"Mary Magdalene went to the disciples with the news: 'I have seen the Lord!' And she told them that he had said these things to her."
John 20:18 (NIV)
Mary left the garden knowing she would not be believed. In first-century Jewish culture, the testimony of a woman held no legal weight and could not be used as evidence in any court of law. The disciples she was walking toward had been shaped by those same cultural assumptions and were fully conditioned to dismiss her before she finished speaking. And she went anyway, carrying five words that would change the world: I have seen the Lord.
The Greek word John uses for "went" is erchomai, meaning to move with purpose toward a specific destination. Mary did not drift toward the disciples or eventually get around to telling them. She moved with intention, straight into the room where she was least likely to be taken seriously, because the encounter with the risen Christ does not leave you sitting quietly with a private experience. It propels you toward the very people who need to hear it most.
John opens his first letter in 1 John 1:1–3 with the language of a witness, not a lecturer. He does not begin with argument or doctrine but with what he personally heard, saw, and touched. He is not transferring information. He is transferring encounter, inviting others to share in the same living Christ who found him, because testimony is not a performance. It is one found person pointing another person toward the same Jesus who found them.

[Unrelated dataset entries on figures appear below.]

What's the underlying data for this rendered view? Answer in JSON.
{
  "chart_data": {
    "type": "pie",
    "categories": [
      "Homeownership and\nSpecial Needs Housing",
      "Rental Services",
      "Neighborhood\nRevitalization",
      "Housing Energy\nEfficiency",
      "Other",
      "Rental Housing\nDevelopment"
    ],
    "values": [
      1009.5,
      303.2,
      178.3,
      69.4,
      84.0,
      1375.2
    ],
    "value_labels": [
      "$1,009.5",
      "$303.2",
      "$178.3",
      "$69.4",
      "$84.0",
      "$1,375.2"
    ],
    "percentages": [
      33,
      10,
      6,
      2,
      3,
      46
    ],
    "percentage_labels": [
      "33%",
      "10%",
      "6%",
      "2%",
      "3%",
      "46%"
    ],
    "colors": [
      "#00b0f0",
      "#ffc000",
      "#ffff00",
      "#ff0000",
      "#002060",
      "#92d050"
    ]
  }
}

We have talked ourselves out of our own testimony more times than we can count. We have decided our story is too small, too messy, or too unfinished to be worth saying out loud. But people are not waiting for a perfect testimony because a perfect testimony does not spark hope. What sparks hope is someone saying God did this for me, broken and unfinished as I am, and if He did it for me, He can do it for you.
A genuine testimony has always had the same three movements. Who I was before Him, the honest before, not cleaned up, the real place I was standing before He spoke my name. Who I am now with Him, not perfectly, but in real relationship with a living Christ who called me by name and has not let go since. And who I can become because He is still working, because the unfinished part of your story is not a liability. It is the very thing that gives someone else permission to believe God is not done with them either.

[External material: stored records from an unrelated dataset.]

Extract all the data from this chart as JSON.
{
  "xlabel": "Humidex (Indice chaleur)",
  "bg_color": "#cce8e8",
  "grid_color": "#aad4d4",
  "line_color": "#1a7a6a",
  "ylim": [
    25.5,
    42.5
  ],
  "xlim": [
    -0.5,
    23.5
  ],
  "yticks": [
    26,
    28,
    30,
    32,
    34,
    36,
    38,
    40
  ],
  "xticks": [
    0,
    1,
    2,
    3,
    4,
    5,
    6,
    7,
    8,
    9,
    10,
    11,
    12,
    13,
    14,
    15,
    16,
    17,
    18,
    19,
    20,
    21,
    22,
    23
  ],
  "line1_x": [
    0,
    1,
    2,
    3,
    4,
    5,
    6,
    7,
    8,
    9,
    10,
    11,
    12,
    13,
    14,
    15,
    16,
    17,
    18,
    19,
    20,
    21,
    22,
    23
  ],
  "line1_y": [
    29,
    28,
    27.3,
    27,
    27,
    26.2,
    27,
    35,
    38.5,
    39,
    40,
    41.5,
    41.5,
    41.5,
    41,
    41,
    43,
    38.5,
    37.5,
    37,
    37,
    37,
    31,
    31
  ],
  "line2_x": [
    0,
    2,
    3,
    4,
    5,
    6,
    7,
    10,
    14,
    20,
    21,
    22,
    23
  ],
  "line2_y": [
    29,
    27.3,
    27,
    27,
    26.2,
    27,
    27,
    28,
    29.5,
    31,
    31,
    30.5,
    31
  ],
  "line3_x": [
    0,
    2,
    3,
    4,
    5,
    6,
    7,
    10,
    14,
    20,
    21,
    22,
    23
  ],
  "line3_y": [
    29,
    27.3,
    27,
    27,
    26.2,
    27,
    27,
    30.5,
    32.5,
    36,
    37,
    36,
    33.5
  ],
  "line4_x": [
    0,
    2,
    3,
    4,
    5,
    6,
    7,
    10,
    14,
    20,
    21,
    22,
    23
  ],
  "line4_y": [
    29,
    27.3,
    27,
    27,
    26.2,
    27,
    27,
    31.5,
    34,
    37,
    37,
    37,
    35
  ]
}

Godseekers, the resurrected life was never meant to end with you. Mary risked being judged, ridiculed, and shamed for five words, and those five words became the first proclamation of the resurrection the world had ever heard. You carry the same news, not a polished presentation but an honest account of a living Christ who found you, is walking with you still, and is not finished yet. Your story does not have to be polished to be powerful. It just has to point to Jesus.
Prayer
Lord Jesus, You chose Mary to carry the most important news the world had ever heard, knowing the world would not receive her. You choose me the same way. Forgive me for the silence I have called humility when it was really fear. Give me the courage to tell my story honestly, not because it is finished but because it points to You, and use it to reach someone who is still waiting to hear that You can do it for them too. In Jesus' name, Amen.
Personal Reflection
- Using the three movements of testimony, who were you before Him, who are you now with Him, and who are you becoming because He is still working? Write it out honestly and see what you have been sitting on.

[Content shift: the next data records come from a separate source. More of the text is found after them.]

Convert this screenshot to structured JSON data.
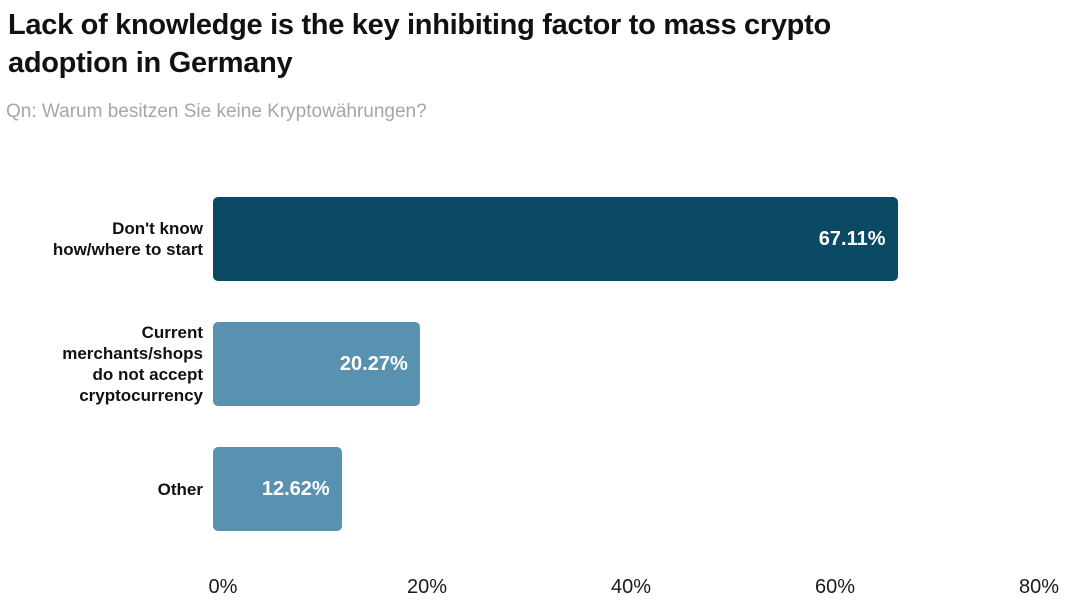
{
  "chart_data": {
    "type": "bar",
    "orientation": "horizontal",
    "title": "Lack of knowledge is the key inhibiting factor to mass crypto adoption in Germany",
    "subtitle": "Qn: Warum besitzen Sie keine Kryptowährungen?",
    "categories": [
      "Don't know how/where to start",
      "Current merchants/shops do not accept cryptocurrency",
      "Other"
    ],
    "values": [
      67.11,
      20.27,
      12.62
    ],
    "bars": [
      {
        "label_display": "Don't know\nhow/where to start",
        "value": 67.11,
        "value_label": "67.11%",
        "color": "#0b4a64"
      },
      {
        "label_display": "Current\nmerchants/shops\ndo not accept\ncryptocurrency",
        "value": 20.27,
        "value_label": "20.27%",
        "color": "#5991b0"
      },
      {
        "label_display": "Other",
        "value": 12.62,
        "value_label": "12.62%",
        "color": "#5991b0"
      }
    ],
    "xlabel": "",
    "ylabel": "",
    "xlim": [
      0,
      80
    ],
    "x_ticks": [
      "0%",
      "20%",
      "40%",
      "60%",
      "80%"
    ],
    "x_tick_values": [
      0,
      20,
      40,
      60,
      80
    ],
    "grid": false,
    "legend": false,
    "colors": {
      "dark_bar": "#0b4a64",
      "light_bar": "#5991b0",
      "title_text": "#111111",
      "subtitle_text": "#a6a6a6",
      "value_text": "#ffffff",
      "axis_text": "#1a1a1a",
      "background": "#ffffff"
    }
  }
}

- Who in your life is watching you from a distance, waiting to see if what you have is real enough to be worth wanting? What would it mean for them if you stopped waiting until you were finished before telling your story?
Step of Faith
Today, write out your testimony using the three movements: who you were before Him, who you are now with Him, and who you are becoming because He is still working. Keep it to one paragraph and do not edit it for perfection. Then find one person this week and share it with them, not because you have it all figured out, but because Jesus does.